Second International Conference of African Cultures ready to roar Audience during a recently held Harare Conversation on the Afro-Imaginaries
Audience during a recently held Harare Conversation on the Afro-Imaginaries

Audience during a recently held Harare Conversation on the Afro-Imaginaries

At the gallery
The National Gallery of Zimbabwe is pleased to announce that Online Registration to the second International Conference of African Cultures (ICAC) is now open.

Interested parties should hurry and register while places to this prestigious occasion in the discourse of art, design, architecture and culture from Africa are still available.

The conference is set to take place on the 11th to the 13th of September 2017 under the theme Mapping the Future.

The second International Conference of African Cultures comes at a time when the National Gallery of Zimbabwe is celebrating its 60th Anniversary and aims to bring together over 200 local and international delegates in the art, culture and heritage sectors to deliberate important issues surrounding the future and history of art and culture from Africa.

Like the first ICAC in 1962 this event will be important not only for the region, but for the whole continent.

Its impact will hopefully map out the ways in which institutions, governments, academics and practitioners are more effectively involved within art and culture from Africa.

“I am very excited that the International Conference of African Cultures will have such a great line up of speakers.

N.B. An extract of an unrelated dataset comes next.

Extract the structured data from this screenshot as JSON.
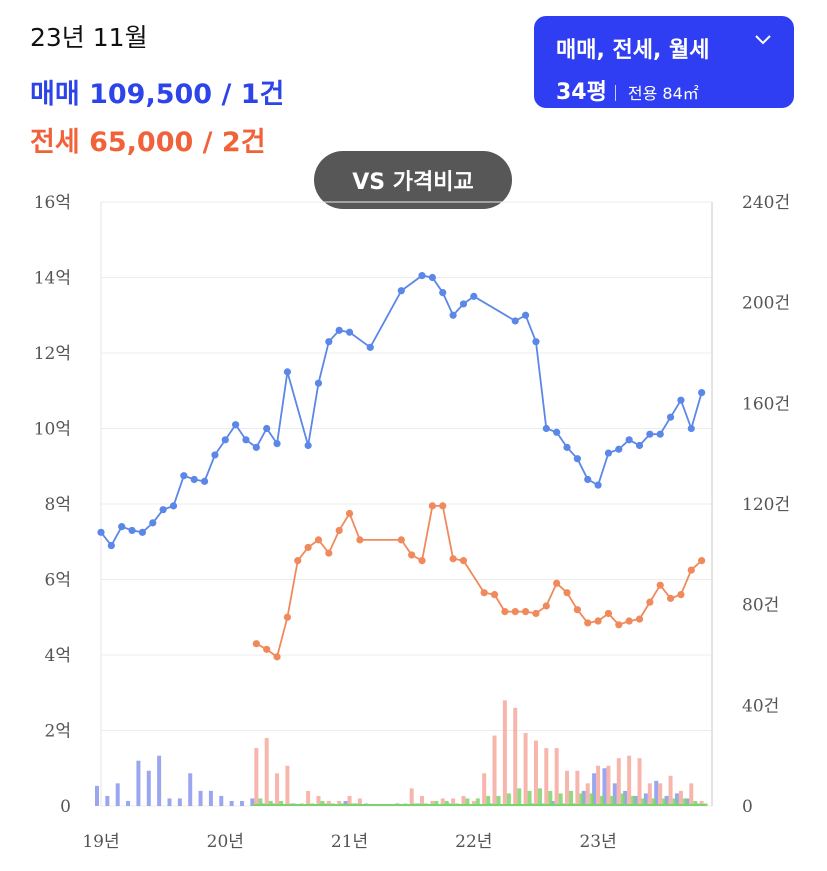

“The speakers will include academics based in institutions on the continent, curators who have helped to fill art history gaps both in Africa and from abroad, writers, artists, architects and cultural practitioners.

“Through this we hope to amplify the African story and map out a greater future for art and culture from the continent,” said the Curator for Education and Public Programming at the National Gallery of Zimbabwe Miss Tandazani Dhlakama.

The first International Congress of African Cultures consisted of many lectures. More than 28, 500 people attended the Congress and accompanying festivals, including delegates, experts and artists from all over the world.

This platform was led by experts with a heavy bias towards dissecting the elements that made up particularly classical, traditional artefacts, the ethnographic context with some emphasis on the emerging modern art of Africa and the influence of African art on European Contemporary art.

However, the 2nd International Conference of African Cultures will be highly interactive with each day focusing on a different theme and having paper presentations, plenary sessions, workshops, artist walkabouts, panel discussions and conversations of particular topics in relation to the major theme of the day.

The first day of the conference will place major focus on theme Art from Africa. Research has shown that for many decades art and cultures from Africa have mainly been defined by people who are not African.

This theme places artist, curators, architects and academics amongst others at the centre of the discourse of art and cultures from Africa.

It is in this regard that the keynote on this day will be looking at Art and Art History from Africa and on mapping the future of Art from Africa. Plenary sessions will give the opportunity to participants to examine the history of Art from Africa, new narratives around art from Africa and talking points of engagement, taste, and autonomy of Art and Culture. Anticipated speakers on this day include Negarra Kudumu and Percy Zvomuya with paper presentations focusing on situating African and African Diaspora artists in an African art historical tradition.

Day two will also bring an enthralling theme for discussion.

The main theme of the day will be Space and infrastructure for Art and Culture in Africa.

As more artists mushroom from the continent of Africa there is need to have facilities that are geared up towards providing spaces for the artists and for preserving the heritage and culture that is already profuse within the continent. Anticipated speakers on day two of the Conference include N`gone Fall, Francis Grant Kwesi, Molefi Asante and Paul Goodwin.

There will be panel discussions and plenary sessions around cultural institutions as knowledge hubs, audiences and relevance, the impact of public, private and alternative spaces, challenges and highlights of African spaces and the future of African spaces, design, architecture and urban identities.

At the end of the day, participants will get an opportunity to have various tours of nearby museums and galleries.

Day three of the Conference will have its main focus on Heritage Conservation. Heritage includes tangible and intangible heritage which comprises of artistic creations, built heritage such as buildings and monuments, and other physical or tangible products of human creativity that are invested with cultural significance in a society.

Panel discussion will articulate topics including threats facing heritage conservation, repatriation, culture and identity. Conservation tomorrow: protecting non-traditional art, new media and intangible heritage.

Projected speakers on this day include Thembinkosi Goniwe, Ruth Simbao, Dr Mahachi, Phathisa Nyathi, Lupwishi Muyambi, Anscillia Nhamo and Pascall Taruvinga just to mention a few.

The fourth day of the conference`s main focus is on tangible and intangible heritage.

It will feature an optional trip to one of the greatest symbols of African Civilization in Zimbabwe, the Great Zimbabwe Monuments.

Heritage is an important component of societal organisation as it can promote secure sustainable development.

It also gives people a connection to certain social values, beliefs, religions and traditional customs.

Heritage conservation has proven to be a thriving place for entrepreneurship and innovation.

Also, since the work is labour-intensive, it ends up creating more jobs, thus creating employment. At the Great Zimbabwe, discussion around intangible and tangible heritage will be held.